Apart from the ferries and a minimal number of vehicles and farm machinery, the island sounds are natural, soothing. At one point along the empty road that runs around the island, I stopped my bicycle, stood and listened for any manmade noises, but failed to hear anything.
Only the sound of the wind rattling the sugarcane.

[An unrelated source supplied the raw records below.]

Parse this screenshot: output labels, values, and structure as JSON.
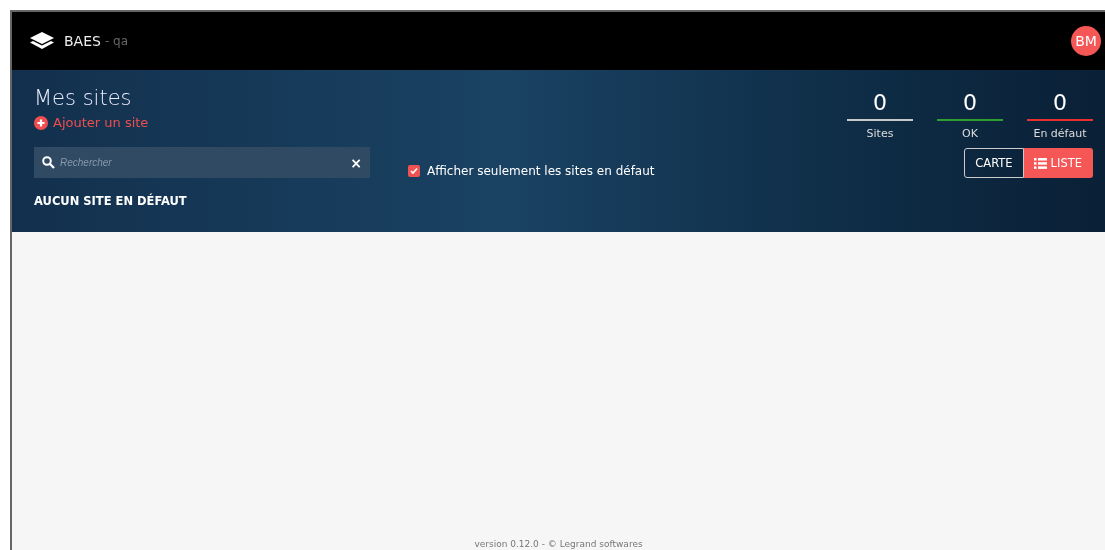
{
  "app": {
    "name": "BAES",
    "environment": "- qa",
    "avatar": "BM"
  },
  "header": {
    "title": "Mes sites",
    "add_link": "Ajouter un site"
  },
  "search": {
    "placeholder": "Rechercher",
    "clear": "×"
  },
  "filter": {
    "label": "Afficher seulement les sites en défaut",
    "checked": true
  },
  "status_text": "AUCUN SITE EN DÉFAUT",
  "stats": [
    {
      "value": "0",
      "label": "Sites",
      "color": "#c8c8c8"
    },
    {
      "value": "0",
      "label": "OK",
      "color": "#2e9e2e"
    },
    {
      "value": "0",
      "label": "En défaut",
      "color": "#e8312f"
    }
  ],
  "view_toggle": [
    {
      "label": "CARTE",
      "kind": "map",
      "selected": false
    },
    {
      "label": "LISTE",
      "kind": "list",
      "selected": true
    }
  ],
  "footer": "version 0.12.0 - © Legrand softwares"
}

Most travelers reach Hateruma from Ishigaki Island; there are four ferry departures a day from Ishigaki Port, and the journey takes about 50 minutes. Ryukyu Air Commuter has one daily 20min flight from Ishigaki. Minshuku provide Hateruma’s only accommodations. The budget Nishihama-so (0980-85-8290) has kitchen facilities and offers free rice, while Tamashiro (0980-85-8523) is an excellent value, with huge dinner servings. The minshuku also provide shuttle service to and from the port. Just west of the village, directly south of the port, Pananufa is a charming restaurant-café with a library and musical instruments guests can play. There are three or four bicycle rental shops on Hateruma, each charging around ¥1,500 a day. They will provide you with a useful hand-drawn map of the island.